Customer Success: Who Should Handle Upsells?

One of the great Customer Success questions – regardless of how many answers are given or by whom – that refuses to ever actually be answered is who should handle upsells… sales or Customer Success.

This is my attempt to definitively answer this question.

For context, on Friday, May 19, 2017, I did a Customer Success Ask Me Anything (AMA) on Facebook live. It was awesome. The video is embedded below and below that is the transcript (edited for better readability) that answers the question.

Should Sales or Customer Success handle Upsells?

I was pulled into a conversation on Twitter the other day. You can follow me on Twitter. I often rant there about Customer Success stuff. You can follow me @lincolnmurphy.

Somebody posted a video and said, “This company has their salespeople handle upsells and Lincoln Murphy says that you shouldn’t have your salespeople handle upsells.” I went and watched the video and I’m like … I didn’t really want to comment on anything, but because they pulled me into it, I thought I would.

The video made me sad, actually, made me feel bad for not only the person that was in the video, but the customers of the company this person works for. Because this person had a very, very antiquated view of Customer Success.

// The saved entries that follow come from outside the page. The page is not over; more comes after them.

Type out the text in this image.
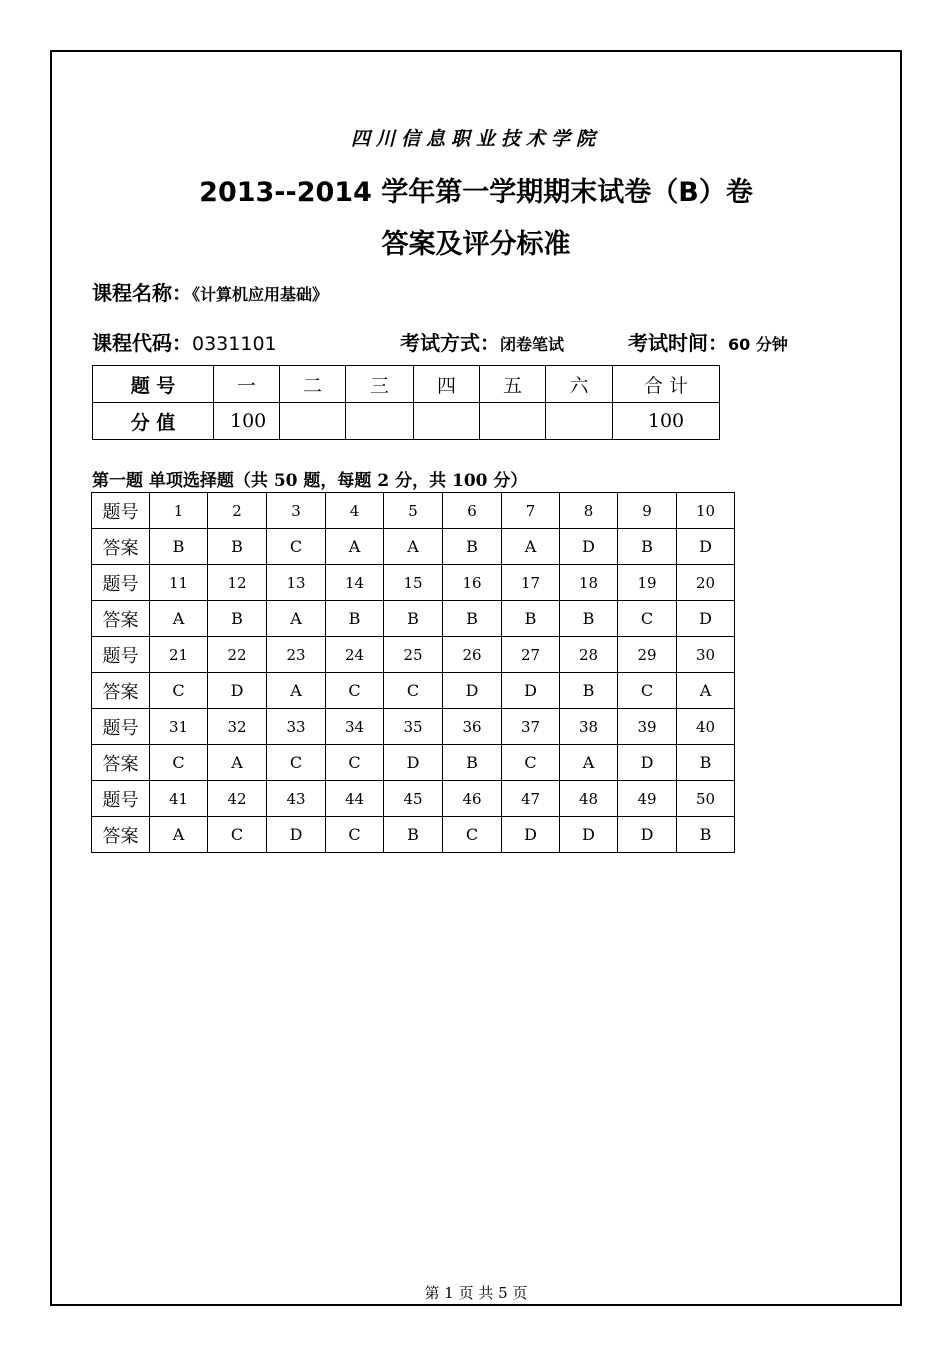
四川信息职业技术学院
2013--2014 学年第一学期期末试卷（B）卷
答案及评分标准
课程名称：《计算机应用基础》
课程代码：0331101	考试方式：闭卷笔试	考试时间：60 分钟
题 号	一	二	三	四	五	六	合 计
分 值	100						100
第一题 单项选择题（共 50 题，每题 2 分，共 100 分）
题号	1	2	3	4	5	6	7	8	9	10
答案	B	B	C	A	A	B	A	D	B	D
题号	11	12	13	14	15	16	17	18	19	20
答案	A	B	A	B	B	B	B	B	C	D
题号	21	22	23	24	25	26	27	28	29	30
答案	C	D	A	C	C	D	D	B	C	A
题号	31	32	33	34	35	36	37	38	39	40
答案	C	A	C	C	D	B	C	A	D	B
题号	41	42	43	44	45	46	47	48	49	50
答案	A	C	D	C	B	C	D	D	D	B
第 1 页 共 5 页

They said things like, “We don’t want our Customer Success people handling upsells, because they shouldn’t be hounding our customers for dollars. That’s sales job”. And I’m like, “No, that’s not anybody’s job!”

Nobody should be hounding your customers for money. That’s such a bad view.

And the reason I say this is antiquated is, we get this idea of Customer Success having this trusted relationship with the customer and that if we ask the customer to buy more, taking upsell, that somehow that’s gonna hurt trustworthy customers. And, because of that, you know, let’s go ahead and let the sales organization do that.

I don’t understand that.

Sales shouldn’t be doing things that hurt trust with customers. Asking the customer to buy more shouldn’t be something that hurts trust with customers because you have to understand that expansion – which includes upsells as well as renewal is part of the customer’s ever-evolving journey towards their Desired Outcome.

Our customers are always changing. They’re always growing. In order for our customers to achieve that Desired Outcome: their required outcome, the business outcome that they’re looking for, plus the way that is appropriate for them. In order to do that, they’re probably going to have to buy more from us right? They’re gonna have to add capacity. They’re gonna have to take add-ons. They’re gonna have to buy services. Just to sort of stay with them as they grow.

That’s Customer Success.

And if you have Customer Success Managers (CSM) that don’t want to sell, that’s a way to get them to buy into this concept. Because it’s true. If you want to make your customers successful, they’re gonna have to renew. They’re going to have to buy more. That’s part of the journey towards the Desired Outcome. You know, we think of a one year contract, we think of a month to month contract, really. A month to month subscription agreement.

We think of this as being somewhat meaningful to you know, between us and the customer. But the reality is, this is some arbitrary time box that we created. It’s just the financial relationship that says every year, you’re gonna pay us this much. And, you know, we’ll renew it and renegotiate the terms or whatever. Or every month we’re gonna charge your credit card this much.

That has absolutely nothing to do with success, right? So we need to stop thinking about success as being tied to this arbitrary time box. We need to think about success as being something that occurs really with the customer on their own cadence. Right? Customers achieve success on their own cadence on their own timeframe. And, that may or may not fit within this nice little contract or this nice little subscription that we have of you.

So, in order to get them to achieve their Desired Outcome, in order to achieve that required outcome that they have in the way they need to achieve it within their Appropriate Experience. They’re going to have to buy more over time. That’s just reality.

So, that’s what makes our customers successful. And if you’re thinking about it in some way of like, “Well, I don’t want to hound our customers for money,” because you’re thinking about trying, that upsells are really us shoving product and services onto our customers that really don’t need it. Well, you shouldn’t be doing that. That’s not what expansion should be in a Customer Success-driven company. Okay?

So I just kind of wanted to address that. Because they’re a lot of people out there that call themselves Customer Success leaders that have really old antiquated views of what Customer Success is. So, this discipline that they’re needing, they probably shouldn’t be until they can sort of change their understanding of Customer Success.

And yeah, Customer Success being something that really, you know, is five or six years old in terms of maturity. But even that, if you’re looking at it as what you learn five or six or three years ago, things have evolved. Things are changing. You gotta stay current on this stuff. And that’s why I’m doing this today.